And lidar wouldn't be expensive if manufactured in automotive volumes. Certainly less, per vehicle, than Musk charges people for "full self driving" at the moment.
California allows autonomous vehicles to be tested on the road, so long as every disengagement is reported (along with total miles driven etc). Waymo is testing, reporting mileage and disengagements. So are Toyota, Nvidia, Mercedes, BMW, Cruise, Lyft and Apple.
Guess who's too shy to have driven a single autonomous mile in California, where faults have to be reported? That's right, Tesla!
Tesla might be able to make vision-only driving work. But Musk has been promising deadlines then failing to achieve them for years. They've put all their chips on 'no lidar' and they've had a bunch of problems that lidar could trivially solve - such as detecting a fire truck or concrete barrier right in front of the vehicle. So it's far from obvious to me that they've got a winning approach.
Apparently they have neither as they have missed their deadline three years ago and continue to miss it every year since.
> All the other players try to solve this with lidar and cars that cost around 500k to build
Citation needed?
> Tesla may need another 10 years
What has you this pessimistic? Tesla promises full self driving by the end of the year every year. Are you saying a random commenter on the internet knows more about the state of their AI then they do?

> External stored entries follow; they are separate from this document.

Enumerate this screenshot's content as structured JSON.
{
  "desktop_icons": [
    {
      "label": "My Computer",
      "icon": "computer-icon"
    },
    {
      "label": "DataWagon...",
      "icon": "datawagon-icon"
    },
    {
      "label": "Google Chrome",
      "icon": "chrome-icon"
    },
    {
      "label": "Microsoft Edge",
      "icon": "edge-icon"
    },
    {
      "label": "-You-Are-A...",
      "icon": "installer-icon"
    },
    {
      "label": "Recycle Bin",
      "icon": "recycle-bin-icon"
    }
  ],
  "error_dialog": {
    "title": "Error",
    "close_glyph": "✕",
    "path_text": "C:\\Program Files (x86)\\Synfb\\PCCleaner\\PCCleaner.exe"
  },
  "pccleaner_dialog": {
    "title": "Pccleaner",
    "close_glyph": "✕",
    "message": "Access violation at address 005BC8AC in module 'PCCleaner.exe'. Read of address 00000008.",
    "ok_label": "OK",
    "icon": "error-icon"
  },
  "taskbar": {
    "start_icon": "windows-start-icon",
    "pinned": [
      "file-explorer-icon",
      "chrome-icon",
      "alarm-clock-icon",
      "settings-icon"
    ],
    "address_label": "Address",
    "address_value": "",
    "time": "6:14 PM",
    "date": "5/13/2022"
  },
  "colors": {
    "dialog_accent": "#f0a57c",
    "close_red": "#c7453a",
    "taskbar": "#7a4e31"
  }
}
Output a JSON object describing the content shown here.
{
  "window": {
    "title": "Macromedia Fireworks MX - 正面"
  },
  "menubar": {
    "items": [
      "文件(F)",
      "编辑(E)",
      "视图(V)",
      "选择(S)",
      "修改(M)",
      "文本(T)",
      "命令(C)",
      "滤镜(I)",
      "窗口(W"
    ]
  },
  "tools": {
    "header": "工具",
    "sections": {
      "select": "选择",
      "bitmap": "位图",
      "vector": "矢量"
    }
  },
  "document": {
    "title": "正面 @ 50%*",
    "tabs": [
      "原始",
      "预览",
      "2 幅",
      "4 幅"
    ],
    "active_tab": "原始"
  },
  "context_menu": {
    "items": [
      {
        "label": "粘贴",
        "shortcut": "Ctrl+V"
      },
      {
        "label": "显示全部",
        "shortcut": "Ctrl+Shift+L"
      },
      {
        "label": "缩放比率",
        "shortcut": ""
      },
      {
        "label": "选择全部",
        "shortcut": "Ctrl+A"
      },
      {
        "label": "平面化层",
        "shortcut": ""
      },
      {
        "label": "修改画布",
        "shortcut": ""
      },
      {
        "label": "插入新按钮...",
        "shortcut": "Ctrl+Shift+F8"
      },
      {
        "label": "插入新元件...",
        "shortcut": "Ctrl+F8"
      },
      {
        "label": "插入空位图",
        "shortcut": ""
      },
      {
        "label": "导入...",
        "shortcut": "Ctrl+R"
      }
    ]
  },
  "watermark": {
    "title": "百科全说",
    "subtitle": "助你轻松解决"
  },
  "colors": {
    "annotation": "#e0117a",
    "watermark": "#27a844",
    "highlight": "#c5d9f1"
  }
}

> This approach will never solve L5.
Again, Tesla advertised FSD as Level 5 and ready for completion with the robotaxis for 2020. Sounds like it was falsely advertised right?
“they have pretty much 0 data except for the maps they generate themselves”
What do you mean by this? You realize the bottleneck for training data generation is always human labeling, not raw amount of data, right?
Comma has been using that approach from the start with a cheap smartphone-like device.
No amount of "training" can fix the problem of "AI" not being AI
These people have very poor idea what they are talking about when they say the phrase "artificial intelligence." It's a clear misuse
Can someone please help me across a conceptual bridge here?
Is there some work I'm not familiar with that shows humans use the biologically-equivalent NNs used by Tesla to accomplish L5-grade driving? I'm not talking about doing it quickly, I'm at this point interested in Tesla or anyone else for that matter demonstrating doing it at all, at any speed. It can be at an agonizingly-slow 0.25 km/hour and that would be fine.
I'm having trouble bridging between L5-the-destination and NNs-are-definitely-the-way-to-get-there. This sounds an awful lot like saying NNs-are-the-Moravec's-Paradox-solution, and I'm not sure I've read conclusively how that can be true. I can accept it as a hypothesis, but other than actually trying it out like Tesla is doing, I haven't read why it is such a strong conjecture.
It sounds from articles like [1] and [2] Tesla is only just now starting to really get into applying NNs more broadly to the problem space, and the prior years were mostly focusing on more conventional machine vision techniques and getting clean data for NNs to ingest. But I've yet to read a convincing explanation for how ML will functionally solve even the subset of Moravec's Paradox needed to accomplish L5. I grant that it will solve a facsimile of the paradox, but I feel it is arguable if it will be a reasonable facsimile. That sounds an awful lot like, "we'll brute force throw enough training data at it to reach 'reasonable facsimile' level", and I'm cautious when I hear of brute forcing as a strategy for arriving at R&D results.